Mitchell Gareth Grobeson, 59, pleaded no contest on one misdemeanor count of criminal threats on Thursday, according to the Los Angeles County District Attorney’s Office. He was sentenced to 36 months of summary probation and ordered to continue mental health counseling and surrender all weapons for 10 years.
Grobeson—the first openly gay LAPD officer, according to the Los Angeles Times—was accused of threatening and coercing his husband to leave their home in West Hollywood on March 4, 2016.
The victim called the L.A. County Sheriff’s Department for help collecting some of his belongings from the residence, the District Attorney’s Office said. Grobeson then barricaded himself inside the home for about three hours before he surrendered, according to prosecutors.

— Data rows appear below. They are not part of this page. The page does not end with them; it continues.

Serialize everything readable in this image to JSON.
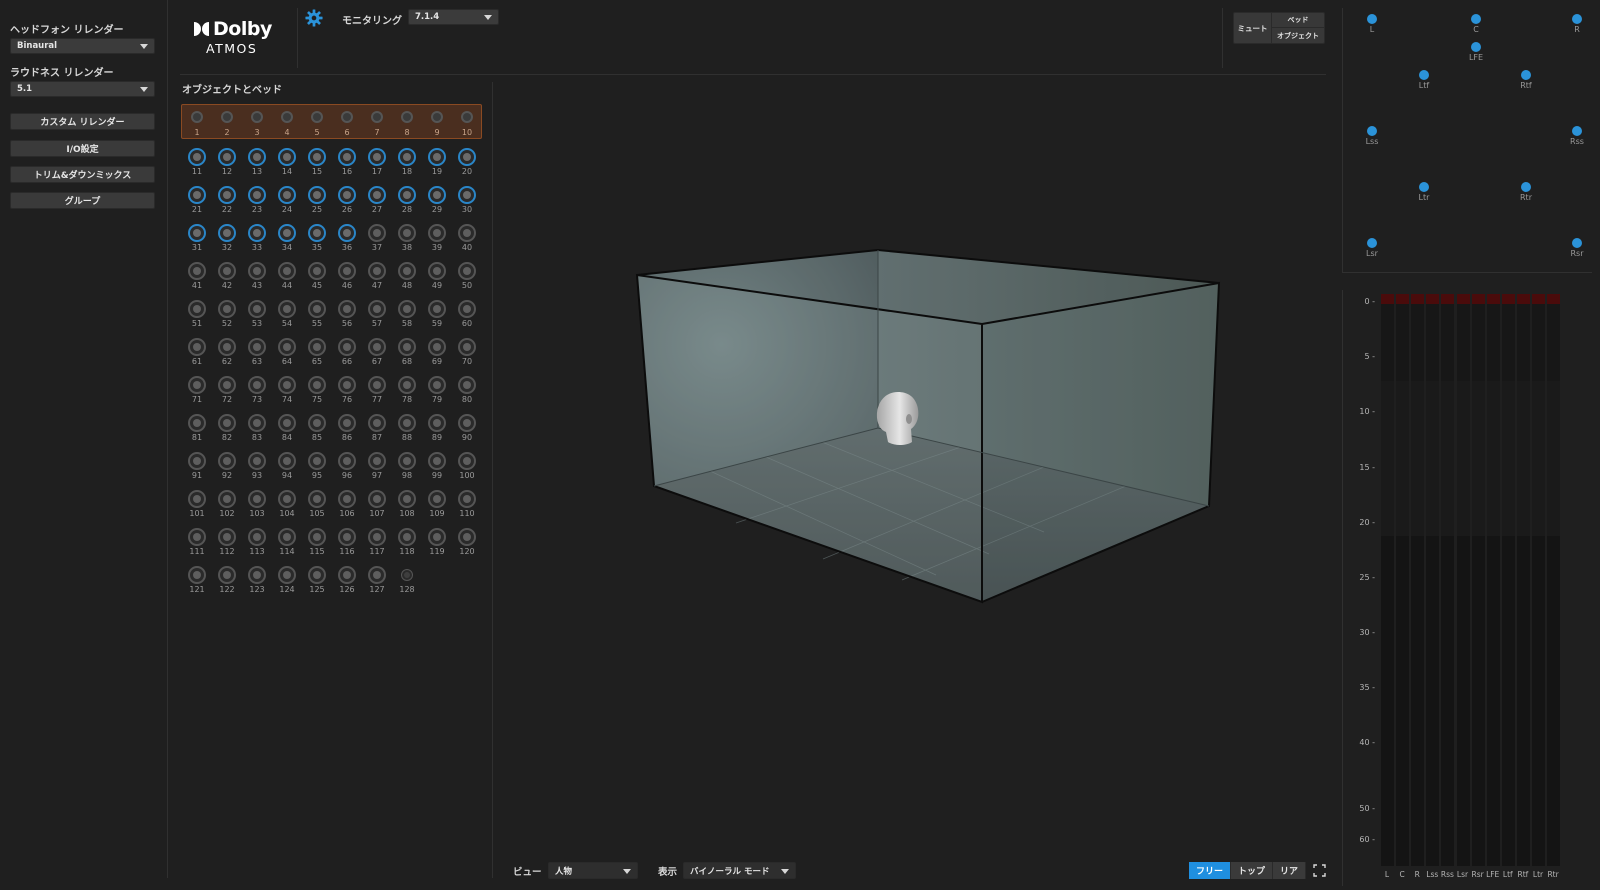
{
  "left_panel": {
    "headphone_label": "ヘッドフォン リレンダー",
    "headphone_value": "Binaural",
    "loudness_label": "ラウドネス リレンダー",
    "loudness_value": "5.1",
    "buttons": [
      "カスタム リレンダー",
      "I/O設定",
      "トリム&ダウンミックス",
      "グループ"
    ]
  },
  "header": {
    "logo_brand": "Dolby",
    "logo_sub": "ATMOS",
    "monitoring_label": "モニタリング",
    "monitoring_value": "7.1.4",
    "mute_label": "ミュート",
    "bed_label": "ベッド",
    "object_label": "オブジェクト"
  },
  "objects": {
    "title": "オブジェクトとベッド",
    "total": 128,
    "bed_count": 10,
    "active_ids": [
      11,
      12,
      13,
      14,
      15,
      16,
      17,
      18,
      19,
      20,
      21,
      22,
      23,
      24,
      25,
      26,
      27,
      28,
      29,
      30,
      31,
      32,
      33,
      34,
      35,
      36
    ],
    "small_ids": [
      128
    ]
  },
  "bottom": {
    "view_label": "ビュー",
    "view_value": "人物",
    "display_label": "表示",
    "display_value": "バイノーラル モード",
    "camera_buttons": [
      "フリー",
      "トップ",
      "リア"
    ],
    "camera_selected": "フリー"
  },
  "speakers": [
    "L",
    "C",
    "R",
    "LFE",
    "Ltf",
    "Rtf",
    "Lss",
    "Rss",
    "Ltr",
    "Rtr",
    "Lsr",
    "Rsr"
  ],
  "meter": {
    "scale": [
      "0",
      "5",
      "10",
      "15",
      "20",
      "25",
      "30",
      "35",
      "40",
      "50",
      "60"
    ],
    "channels": [
      "L",
      "C",
      "R",
      "Lss",
      "Rss",
      "Lsr",
      "Rsr",
      "LFE",
      "Ltf",
      "Rtf",
      "Ltr",
      "Rtr"
    ]
  },
  "colors": {
    "accent": "#1f8fe0",
    "active_ring": "#2a86c8",
    "bed_bg": "#4a2e1f",
    "bed_border": "#8a4a22",
    "peak": "#4a0b0b"
  }
}
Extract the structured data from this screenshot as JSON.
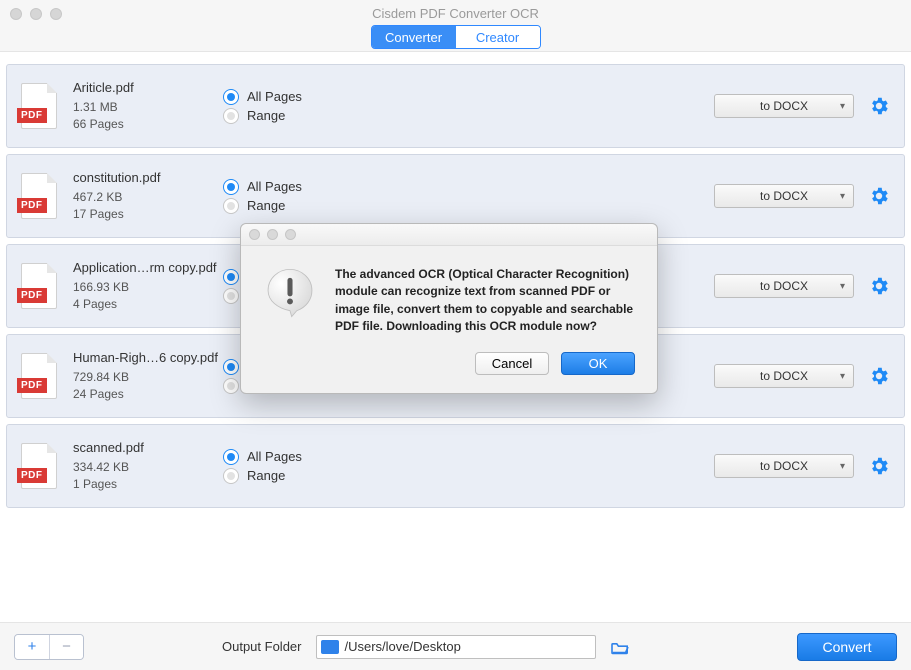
{
  "window": {
    "title": "Cisdem PDF Converter OCR"
  },
  "tabs": {
    "converter": "Converter",
    "creator": "Creator",
    "active": "converter"
  },
  "radio_labels": {
    "all": "All Pages",
    "range": "Range"
  },
  "pdf_badge": "PDF",
  "files": [
    {
      "name": "Ariticle.pdf",
      "size": "1.31 MB",
      "pages": "66 Pages",
      "format": "to DOCX"
    },
    {
      "name": "constitution.pdf",
      "size": "467.2 KB",
      "pages": "17 Pages",
      "format": "to DOCX"
    },
    {
      "name": "Application…rm copy.pdf",
      "size": "166.93 KB",
      "pages": "4 Pages",
      "format": "to DOCX"
    },
    {
      "name": "Human-Righ…6 copy.pdf",
      "size": "729.84 KB",
      "pages": "24 Pages",
      "format": "to DOCX"
    },
    {
      "name": "scanned.pdf",
      "size": "334.42 KB",
      "pages": "1 Pages",
      "format": "to DOCX"
    }
  ],
  "bottom": {
    "add": "+",
    "remove": "−",
    "output_label": "Output Folder",
    "output_path": "/Users/love/Desktop",
    "convert": "Convert"
  },
  "dialog": {
    "message": "The advanced OCR (Optical Character Recognition) module can recognize text from scanned PDF or image file, convert them to copyable and searchable PDF file. Downloading this OCR module now?",
    "cancel": "Cancel",
    "ok": "OK"
  }
}
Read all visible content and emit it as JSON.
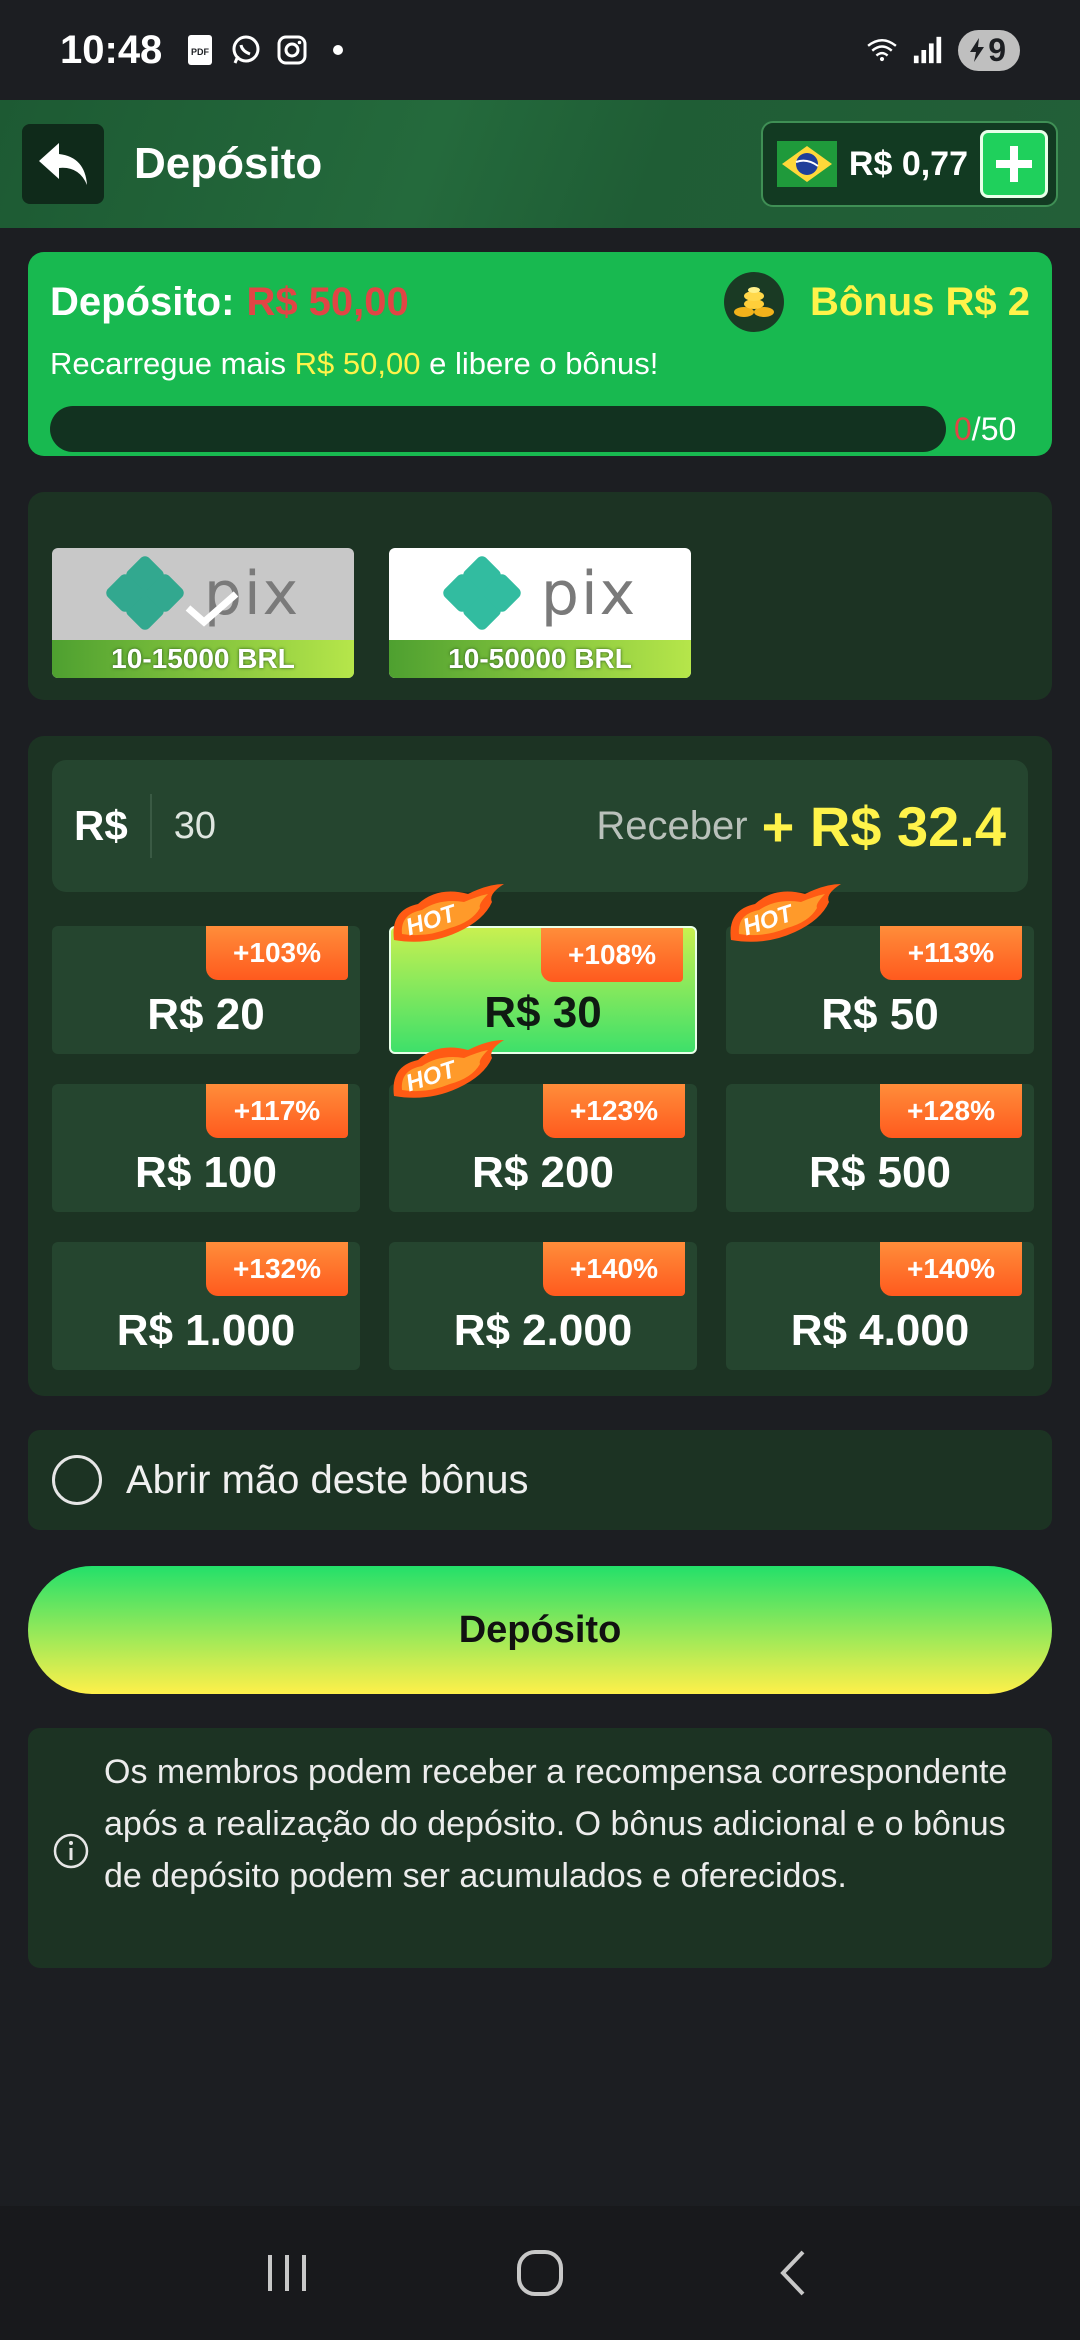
{
  "status": {
    "time": "10:48",
    "battery": "9"
  },
  "header": {
    "title": "Depósito",
    "balance": "R$ 0,77"
  },
  "bonus": {
    "deposit_label": "Depósito:",
    "deposit_amount": "R$ 50,00",
    "bonus_label": "Bônus R$ 2",
    "message_prefix": "Recarregue mais",
    "message_amount": "R$ 50,00",
    "message_suffix": "e libere o bônus!",
    "progress_current": "0",
    "progress_total": "/50",
    "progress_fraction": 0
  },
  "payment_methods": [
    {
      "name": "pix",
      "range": "10-15000 BRL",
      "selected": true
    },
    {
      "name": "pix",
      "range": "10-50000 BRL",
      "selected": false
    }
  ],
  "amount": {
    "currency": "R$",
    "value": "30",
    "receive_label": "Receber",
    "receive_value": "+ R$ 32.4"
  },
  "options": [
    {
      "value": "R$ 20",
      "bonus": "+103%",
      "hot": false,
      "selected": false
    },
    {
      "value": "R$ 30",
      "bonus": "+108%",
      "hot": true,
      "selected": true
    },
    {
      "value": "R$ 50",
      "bonus": "+113%",
      "hot": true,
      "selected": false
    },
    {
      "value": "R$ 100",
      "bonus": "+117%",
      "hot": false,
      "selected": false
    },
    {
      "value": "R$ 200",
      "bonus": "+123%",
      "hot": true,
      "selected": false
    },
    {
      "value": "R$ 500",
      "bonus": "+128%",
      "hot": false,
      "selected": false
    },
    {
      "value": "R$ 1.000",
      "bonus": "+132%",
      "hot": false,
      "selected": false
    },
    {
      "value": "R$ 2.000",
      "bonus": "+140%",
      "hot": false,
      "selected": false
    },
    {
      "value": "R$ 4.000",
      "bonus": "+140%",
      "hot": false,
      "selected": false
    }
  ],
  "hot_label": "HOT",
  "waive": {
    "label": "Abrir mão deste bônus"
  },
  "deposit_button": "Depósito",
  "info": {
    "text": "Os membros podem receber a recompensa correspondente após a realização do depósito. O bônus adicional e o bônus de depósito podem ser acumulados e oferecidos."
  },
  "colors": {
    "accent_green": "#18b950",
    "highlight_yellow": "#fff34a",
    "alert_red": "#e14545",
    "badge_orange": "#ff6a28"
  }
}
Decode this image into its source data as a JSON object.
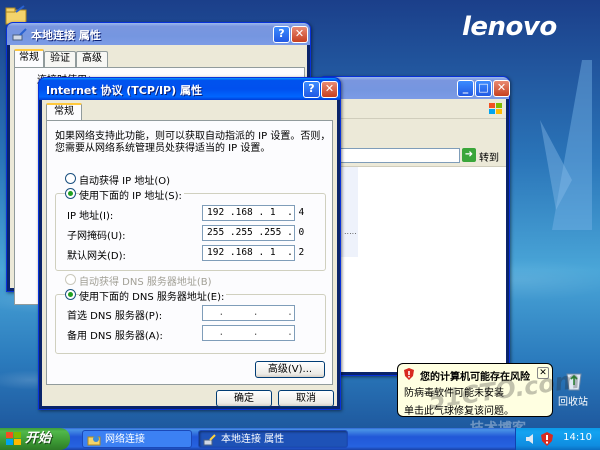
{
  "desktop": {
    "brand": "lenovo",
    "recycle_label": "回收站"
  },
  "explorer": {
    "go_label": "转到"
  },
  "props_window": {
    "title": "本地连接 属性",
    "tabs": [
      "常规",
      "验证",
      "高级"
    ],
    "connect_using": "连接时使用："
  },
  "tcpip": {
    "title": "Internet 协议 (TCP/IP) 属性",
    "tab": "常规",
    "intro_line1": "如果网络支持此功能，则可以获取自动指派的 IP 设置。否则，",
    "intro_line2": "您需要从网络系统管理员处获得适当的 IP 设置。",
    "auto_ip": "自动获得 IP 地址(O)",
    "manual_ip": "使用下面的 IP 地址(S):",
    "ip_label": "IP 地址(I):",
    "ip_value": "192 .168 . 1  . 4",
    "mask_label": "子网掩码(U):",
    "mask_value": "255 .255 .255 . 0",
    "gateway_label": "默认网关(D):",
    "gateway_value": "192 .168 . 1  . 2",
    "auto_dns": "自动获得 DNS 服务器地址(B)",
    "manual_dns": "使用下面的 DNS 服务器地址(E):",
    "pref_dns_label": "首选 DNS 服务器(P):",
    "pref_dns_value": "  .     .     .",
    "alt_dns_label": "备用 DNS 服务器(A):",
    "alt_dns_value": "  .     .     .",
    "advanced": "高级(V)...",
    "ok": "确定",
    "cancel": "取消"
  },
  "balloon": {
    "title": "您的计算机可能存在风险",
    "line1": "防病毒软件可能未安装",
    "line2": "单击此气球修复该问题。"
  },
  "watermark": {
    "text1": "51CTO.com",
    "text2": "技术博客"
  },
  "taskbar": {
    "start": "开始",
    "tasks": [
      "网络连接",
      "本地连接 属性"
    ],
    "clock": "14:10"
  },
  "colors": {
    "xp_blue": "#0053ee",
    "start_green": "#3c9a35",
    "dialog_face": "#ece9d8"
  }
}
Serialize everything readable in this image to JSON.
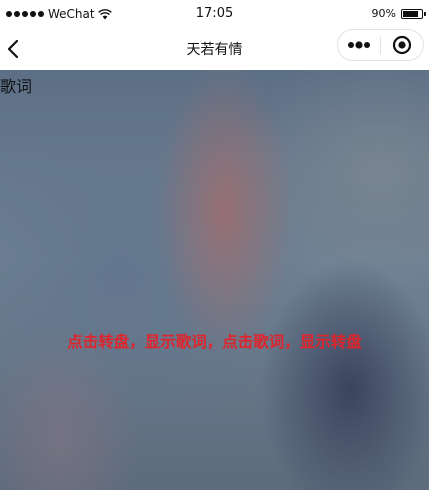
{
  "status_bar": {
    "carrier": "WeChat",
    "time": "17:05",
    "battery_text": "90%",
    "battery_level": 0.9,
    "signal_dots": 5,
    "wifi_icon": "wifi-icon",
    "battery_icon": "battery-icon"
  },
  "nav_bar": {
    "title": "天若有情",
    "back_icon": "chevron-left-icon",
    "more_icon": "more-dots-icon",
    "close_icon": "target-close-icon"
  },
  "content": {
    "lyrics_label": "歌词",
    "hint_text": "点击转盘，显示歌词，点击歌词，显示转盘"
  },
  "colors": {
    "hint_red": "#e0242c",
    "bar_background": "#ffffff"
  }
}
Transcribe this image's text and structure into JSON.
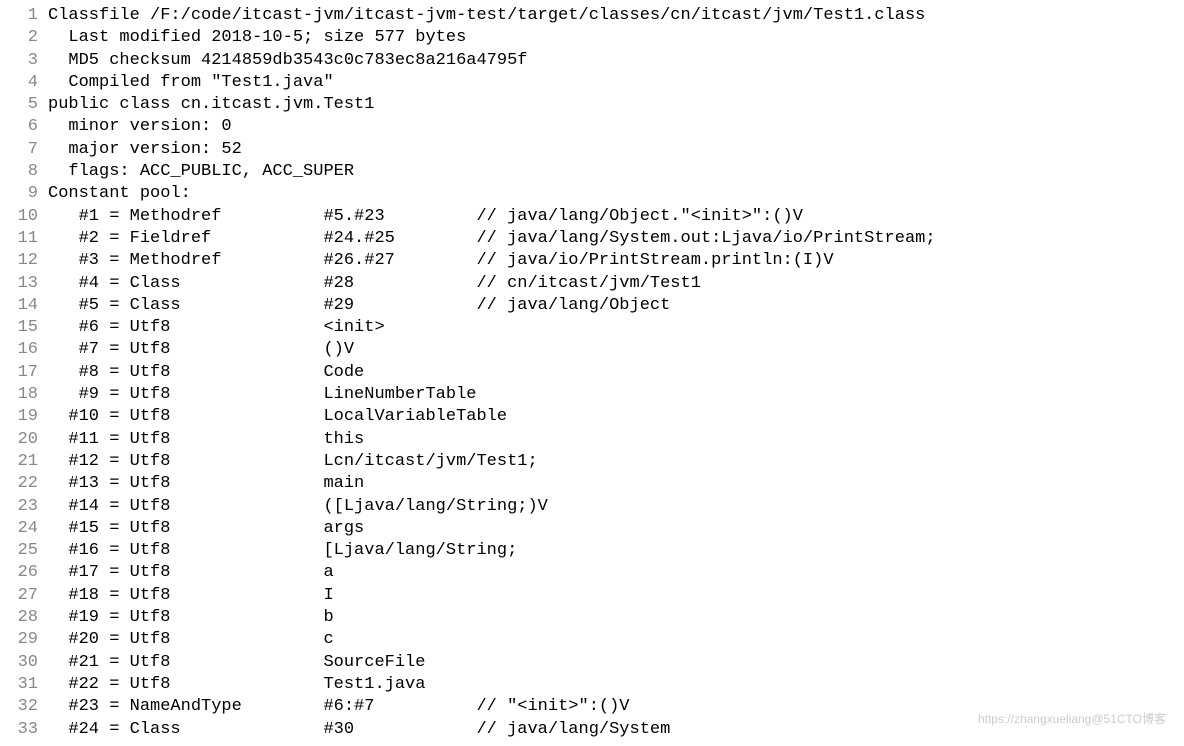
{
  "lines": [
    {
      "num": "1",
      "text": "Classfile /F:/code/itcast-jvm/itcast-jvm-test/target/classes/cn/itcast/jvm/Test1.class"
    },
    {
      "num": "2",
      "text": "  Last modified 2018-10-5; size 577 bytes"
    },
    {
      "num": "3",
      "text": "  MD5 checksum 4214859db3543c0c783ec8a216a4795f"
    },
    {
      "num": "4",
      "text": "  Compiled from \"Test1.java\""
    },
    {
      "num": "5",
      "text": "public class cn.itcast.jvm.Test1"
    },
    {
      "num": "6",
      "text": "  minor version: 0"
    },
    {
      "num": "7",
      "text": "  major version: 52"
    },
    {
      "num": "8",
      "text": "  flags: ACC_PUBLIC, ACC_SUPER"
    },
    {
      "num": "9",
      "text": "Constant pool:"
    },
    {
      "num": "10",
      "text": "   #1 = Methodref          #5.#23         // java/lang/Object.\"<init>\":()V"
    },
    {
      "num": "11",
      "text": "   #2 = Fieldref           #24.#25        // java/lang/System.out:Ljava/io/PrintStream;"
    },
    {
      "num": "12",
      "text": "   #3 = Methodref          #26.#27        // java/io/PrintStream.println:(I)V"
    },
    {
      "num": "13",
      "text": "   #4 = Class              #28            // cn/itcast/jvm/Test1"
    },
    {
      "num": "14",
      "text": "   #5 = Class              #29            // java/lang/Object"
    },
    {
      "num": "15",
      "text": "   #6 = Utf8               <init>"
    },
    {
      "num": "16",
      "text": "   #7 = Utf8               ()V"
    },
    {
      "num": "17",
      "text": "   #8 = Utf8               Code"
    },
    {
      "num": "18",
      "text": "   #9 = Utf8               LineNumberTable"
    },
    {
      "num": "19",
      "text": "  #10 = Utf8               LocalVariableTable"
    },
    {
      "num": "20",
      "text": "  #11 = Utf8               this"
    },
    {
      "num": "21",
      "text": "  #12 = Utf8               Lcn/itcast/jvm/Test1;"
    },
    {
      "num": "22",
      "text": "  #13 = Utf8               main"
    },
    {
      "num": "23",
      "text": "  #14 = Utf8               ([Ljava/lang/String;)V"
    },
    {
      "num": "24",
      "text": "  #15 = Utf8               args"
    },
    {
      "num": "25",
      "text": "  #16 = Utf8               [Ljava/lang/String;"
    },
    {
      "num": "26",
      "text": "  #17 = Utf8               a"
    },
    {
      "num": "27",
      "text": "  #18 = Utf8               I"
    },
    {
      "num": "28",
      "text": "  #19 = Utf8               b"
    },
    {
      "num": "29",
      "text": "  #20 = Utf8               c"
    },
    {
      "num": "30",
      "text": "  #21 = Utf8               SourceFile"
    },
    {
      "num": "31",
      "text": "  #22 = Utf8               Test1.java"
    },
    {
      "num": "32",
      "text": "  #23 = NameAndType        #6:#7          // \"<init>\":()V"
    },
    {
      "num": "33",
      "text": "  #24 = Class              #30            // java/lang/System"
    }
  ],
  "marker_line": "24",
  "cursor_line": "8",
  "watermark": "https://zhangxueliang@51CTO博客"
}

The Sheriff’s Department said Grobeson was booked on corporal injury on a spouse, according to the L.A. Times.
The paper reported that Grobeson had served for nearly seven years when he sued LAPD in 1988, accusing other officers of forcing him to resign after threats over his sexual orientation. Five years later, he won $770,000 in damages with two other officers and a commitment from the agency to improve its hiring practices and treatment of gay officers.
He filed another lawsuit in 1996, alleging that the department failed to fulfill its promise and that harassment from coworkers continued, the L.A. Times said. Grobeson, who had retired claiming stress disability, reached a settlement with LAPD in 2013.